Nevertheless, due to its demographic weight, Brazil boasts an internal market that allows for a minimalistic national bourgeoisie, stratum aspiring to consolidate its place inside the BRIC bloc. Hence the Bolsonaro neutralist stance towards Russia, whence Brazil obtains most of its fertilizers for the soybeans feeding China. Currently, Lula may or may not embrace the BRIC project. The crossroads lays between the real economy and the financial one: the growth engine for Brazil hinges upon Chinese demand for crops, whereas Anglo-Atlantic dollar-debt mechanisms still chains Brazil into hemispheric subordination.

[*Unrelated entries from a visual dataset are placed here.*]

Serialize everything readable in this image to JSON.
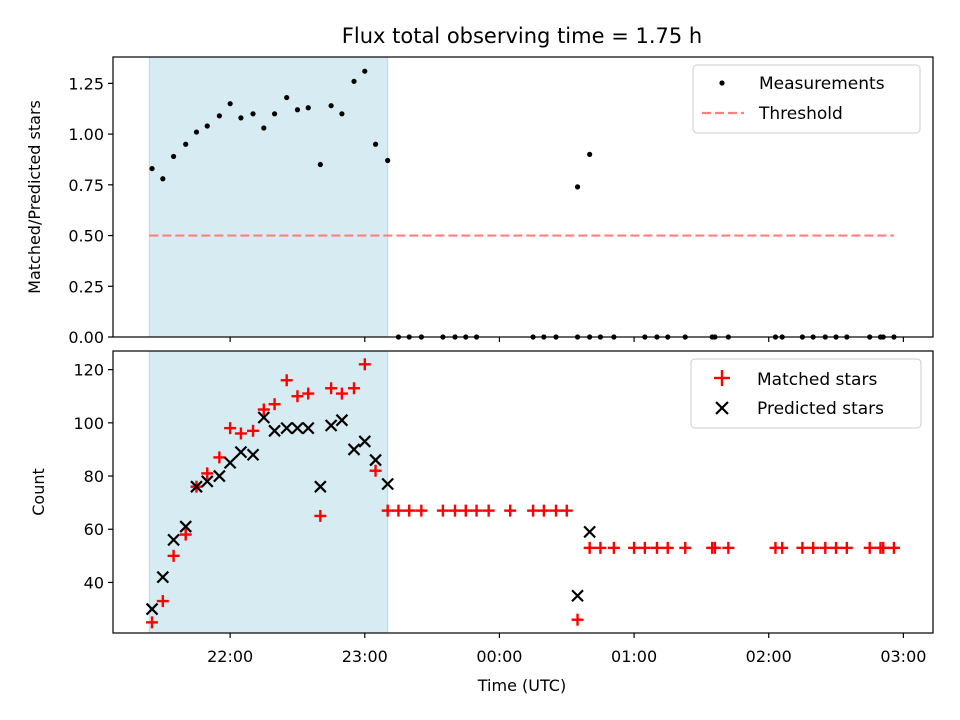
{
  "title": "Flux total observing time = 1.75 h",
  "colors": {
    "shade": "#add8e6",
    "threshold": "#ff7f7f",
    "matched": "#ff0000",
    "predicted": "#000000",
    "measurement": "#000000"
  },
  "chart_data": [
    {
      "type": "scatter",
      "ylabel": "Matched/Predicted stars",
      "xlabel": "",
      "x_unit": "hours since 22:00 UTC (axis shown as clock time)",
      "xlim": [
        -0.87,
        5.22
      ],
      "ylim": [
        0,
        1.38
      ],
      "yticks": [
        0,
        0.25,
        0.5,
        0.75,
        1.0,
        1.25
      ],
      "ytick_labels": [
        "0.00",
        "0.25",
        "0.50",
        "0.75",
        "1.00",
        "1.25"
      ],
      "shaded_x": [
        -0.6,
        1.17
      ],
      "legend": {
        "position": "upper right",
        "entries": [
          "Measurements",
          "Threshold"
        ]
      },
      "threshold": {
        "name": "Threshold",
        "y": 0.5,
        "x": [
          -0.6,
          4.93
        ]
      },
      "series": [
        {
          "name": "Measurements",
          "points": [
            [
              -0.58,
              0.83
            ],
            [
              -0.5,
              0.78
            ],
            [
              -0.42,
              0.89
            ],
            [
              -0.33,
              0.95
            ],
            [
              -0.25,
              1.01
            ],
            [
              -0.17,
              1.04
            ],
            [
              -0.08,
              1.09
            ],
            [
              0.0,
              1.15
            ],
            [
              0.08,
              1.08
            ],
            [
              0.17,
              1.1
            ],
            [
              0.25,
              1.03
            ],
            [
              0.33,
              1.1
            ],
            [
              0.42,
              1.18
            ],
            [
              0.5,
              1.12
            ],
            [
              0.58,
              1.13
            ],
            [
              0.67,
              0.85
            ],
            [
              0.75,
              1.14
            ],
            [
              0.83,
              1.1
            ],
            [
              0.92,
              1.26
            ],
            [
              1.0,
              1.31
            ],
            [
              1.08,
              0.95
            ],
            [
              1.17,
              0.87
            ],
            [
              1.25,
              0
            ],
            [
              1.33,
              0
            ],
            [
              1.42,
              0
            ],
            [
              1.58,
              0
            ],
            [
              1.67,
              0
            ],
            [
              1.75,
              0
            ],
            [
              1.83,
              0
            ],
            [
              2.25,
              0
            ],
            [
              2.33,
              0
            ],
            [
              2.42,
              0
            ],
            [
              2.58,
              0
            ],
            [
              2.67,
              0
            ],
            [
              2.58,
              0.74
            ],
            [
              2.67,
              0.9
            ],
            [
              2.75,
              0
            ],
            [
              2.85,
              0
            ],
            [
              3.08,
              0
            ],
            [
              3.17,
              0
            ],
            [
              3.25,
              0
            ],
            [
              3.38,
              0
            ],
            [
              3.58,
              0
            ],
            [
              3.6,
              0
            ],
            [
              3.7,
              0
            ],
            [
              4.05,
              0
            ],
            [
              4.1,
              0
            ],
            [
              4.25,
              0
            ],
            [
              4.33,
              0
            ],
            [
              4.42,
              0
            ],
            [
              4.5,
              0
            ],
            [
              4.58,
              0
            ],
            [
              4.75,
              0
            ],
            [
              4.83,
              0
            ],
            [
              4.85,
              0
            ],
            [
              4.93,
              0
            ]
          ]
        }
      ]
    },
    {
      "type": "scatter",
      "ylabel": "Count",
      "xlabel": "Time (UTC)",
      "x_unit": "hours since 22:00 UTC (axis shown as clock time)",
      "xlim": [
        -0.87,
        5.22
      ],
      "ylim": [
        21,
        127
      ],
      "yticks": [
        40,
        60,
        80,
        100,
        120
      ],
      "ytick_labels": [
        "40",
        "60",
        "80",
        "100",
        "120"
      ],
      "xticks": [
        0,
        1,
        2,
        3,
        4,
        5
      ],
      "xtick_labels": [
        "22:00",
        "23:00",
        "00:00",
        "01:00",
        "02:00",
        "03:00"
      ],
      "shaded_x": [
        -0.6,
        1.17
      ],
      "legend": {
        "position": "upper right",
        "entries": [
          "Matched stars",
          "Predicted stars"
        ]
      },
      "series": [
        {
          "name": "Matched stars",
          "marker": "plus",
          "points": [
            [
              -0.58,
              25
            ],
            [
              -0.5,
              33
            ],
            [
              -0.42,
              50
            ],
            [
              -0.33,
              58
            ],
            [
              -0.25,
              76
            ],
            [
              -0.17,
              81
            ],
            [
              -0.08,
              87
            ],
            [
              0.0,
              98
            ],
            [
              0.08,
              96
            ],
            [
              0.17,
              97
            ],
            [
              0.25,
              105
            ],
            [
              0.33,
              107
            ],
            [
              0.42,
              116
            ],
            [
              0.5,
              110
            ],
            [
              0.58,
              111
            ],
            [
              0.67,
              65
            ],
            [
              0.75,
              113
            ],
            [
              0.83,
              111
            ],
            [
              0.92,
              113
            ],
            [
              1.0,
              122
            ],
            [
              1.08,
              82
            ],
            [
              1.17,
              67
            ],
            [
              1.25,
              67
            ],
            [
              1.33,
              67
            ],
            [
              1.42,
              67
            ],
            [
              1.58,
              67
            ],
            [
              1.67,
              67
            ],
            [
              1.75,
              67
            ],
            [
              1.83,
              67
            ],
            [
              1.92,
              67
            ],
            [
              2.08,
              67
            ],
            [
              2.25,
              67
            ],
            [
              2.33,
              67
            ],
            [
              2.42,
              67
            ],
            [
              2.5,
              67
            ],
            [
              2.58,
              26
            ],
            [
              2.67,
              53
            ],
            [
              2.75,
              53
            ],
            [
              2.85,
              53
            ],
            [
              3.0,
              53
            ],
            [
              3.08,
              53
            ],
            [
              3.17,
              53
            ],
            [
              3.25,
              53
            ],
            [
              3.38,
              53
            ],
            [
              3.58,
              53
            ],
            [
              3.6,
              53
            ],
            [
              3.7,
              53
            ],
            [
              4.05,
              53
            ],
            [
              4.1,
              53
            ],
            [
              4.25,
              53
            ],
            [
              4.33,
              53
            ],
            [
              4.42,
              53
            ],
            [
              4.5,
              53
            ],
            [
              4.58,
              53
            ],
            [
              4.75,
              53
            ],
            [
              4.83,
              53
            ],
            [
              4.85,
              53
            ],
            [
              4.93,
              53
            ]
          ]
        },
        {
          "name": "Predicted stars",
          "marker": "cross",
          "points": [
            [
              -0.58,
              30
            ],
            [
              -0.5,
              42
            ],
            [
              -0.42,
              56
            ],
            [
              -0.33,
              61
            ],
            [
              -0.25,
              76
            ],
            [
              -0.17,
              78
            ],
            [
              -0.08,
              80
            ],
            [
              0.0,
              85
            ],
            [
              0.08,
              89
            ],
            [
              0.17,
              88
            ],
            [
              0.25,
              102
            ],
            [
              0.33,
              97
            ],
            [
              0.42,
              98
            ],
            [
              0.5,
              98
            ],
            [
              0.58,
              98
            ],
            [
              0.67,
              76
            ],
            [
              0.75,
              99
            ],
            [
              0.83,
              101
            ],
            [
              0.92,
              90
            ],
            [
              1.0,
              93
            ],
            [
              1.08,
              86
            ],
            [
              1.17,
              77
            ],
            [
              2.58,
              35
            ],
            [
              2.67,
              59
            ]
          ]
        }
      ]
    }
  ]
}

Needless to say, international politics is more than a mere reflex of internal affairs, so the planned extraterritorialization and denationalization of the Amazonas basin, under the pretext of global environmental management, shall be a decisive moment for Lula’s new government. Another point in question is the future role of Petrobras, the oil public enterprise continually lagged down by clientelism and corruption events. Energy self-sufficiency is crucial for national development, Brazil being a net export of crude petroleum though exhibiting expensive local prices for domestic consumers. At this juncture, one only hopes Lula may approach some sort of economic resource nationalism, reinforcing the BRIC neutralist diplomacy.